Mouse native and hypotonically loaded erythrocytes were treated with two cross-linking reagents: bis(sulphosuccinimidyl)suberate (BS3)- and 3,3'-dithiobis-(sulphosuccinimidyl propionate) (DTSP), excluding clustering agents. Microscopic analyses revealed that band 3 cross-linked native and hypotonically loaded erythrocytes are more strongly recognized by peritoneal macrophages than native and loaded erythrocytes as a result of the cross-linking of band 3 protein in accordance with studies in vivo. Macrophage-recognition analyses of 51Cr-labelled erythrocytes also demonstrated increased recognition of cross-linked and cross-linked loaded erythrocytes. This shows that the only action of these two band 3 cross-linkers on mouse erythrocytes promotes recognition by macrophages without requiring the use of clustering agents. The extent of recognition of BS3 cross-linked and cross-linked loaded erythrocytes by macrophages is dependent on the presence or absence of homologous serum or immunoglobulins. In contrast, the presence of serum factors or IgG in the incubation medium did not seem to influence the recognition of DTSP-modified erythrocytes by macrophages. These results seem to indicate a different mechanism of recognition for the erythrocytes modified with either one or the other band 3 cross-linker. In summary, the unique use of both band 3 cross-linkers procedures can be used to target carrier erythrocytes conveying active compounds to macrophages, with possible therapeutical applications. Different mechanisms of induction of macrophage recognition by these band 3 cross-linkers could reveal differential actions on erythrocytes or the involvement of different factors in the recognition process.

Cross-linking treatment of loaded erythrocytes increases delivery of encapsulated substance to macrophages.

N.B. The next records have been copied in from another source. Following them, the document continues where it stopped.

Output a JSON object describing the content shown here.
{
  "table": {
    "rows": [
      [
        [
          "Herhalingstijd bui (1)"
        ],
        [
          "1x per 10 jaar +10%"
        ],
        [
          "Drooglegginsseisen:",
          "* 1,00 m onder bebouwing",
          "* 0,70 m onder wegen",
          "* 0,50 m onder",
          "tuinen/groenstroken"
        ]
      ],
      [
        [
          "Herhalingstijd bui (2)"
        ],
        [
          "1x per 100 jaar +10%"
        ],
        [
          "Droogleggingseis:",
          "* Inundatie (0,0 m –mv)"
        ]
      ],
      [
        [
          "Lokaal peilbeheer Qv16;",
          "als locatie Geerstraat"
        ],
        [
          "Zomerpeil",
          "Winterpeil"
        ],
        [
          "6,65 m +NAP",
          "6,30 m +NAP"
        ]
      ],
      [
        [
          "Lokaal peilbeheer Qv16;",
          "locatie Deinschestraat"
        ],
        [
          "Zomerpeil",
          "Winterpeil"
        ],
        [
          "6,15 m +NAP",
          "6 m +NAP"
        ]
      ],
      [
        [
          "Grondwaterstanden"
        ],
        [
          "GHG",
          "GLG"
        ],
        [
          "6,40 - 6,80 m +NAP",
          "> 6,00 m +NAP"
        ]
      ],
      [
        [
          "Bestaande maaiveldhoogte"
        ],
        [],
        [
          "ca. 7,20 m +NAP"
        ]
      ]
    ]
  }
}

Previous investigation has shown that osmotically loaded erythrocytes can act as drug carriers in systemic circulation, whereas chemically modified erythrocytes can be targeted to organs of the mononuclear phagocytic system because of changes introduced in the membrane that are recognized by macrophage cells. In this study we have examined the delivery of 125I-labelled carbonic anhydrase (125I-CA) carried by mouse erythrocytes, either loaded, or loaded and cross-linked with bis(sulphosuccinimidyl)suberate (BS3) and 3,3'-dithiobis-(sulphosuccinimidyl propionate), into homologous peritoneal macrophages maintained in culture. The hypotonically loaded mouse erythrocytes show a slight recognition by macrophages, similar to native erythrocytes. CA loaded into erythrocytes is thus delivered to a limited extent into macrophages. Neither the number of recognized loaded 51Cr-labelled erythrocytes nor the amount of delivered 125I-CA is affected by the presence of serum components or IgG. In contrast, cross-linking these loaded erythrocytes results in a greater phagocytosis by macrophages as assessed by microscopic observations, producing a markedly increased amount of targeted enzyme. The amount of CA delivered into macrophages, after BS3 cross-linker treatment of erythrocytes, is dependent on the presence of serum components in the incubation medium. Thus these cross-linking treatments improve the capacity of loaded mouse erythrocytes to deliver significant amounts of targeted enzyme to macrophage cells, increasing the therapeutic potential of carrier erythrocytes.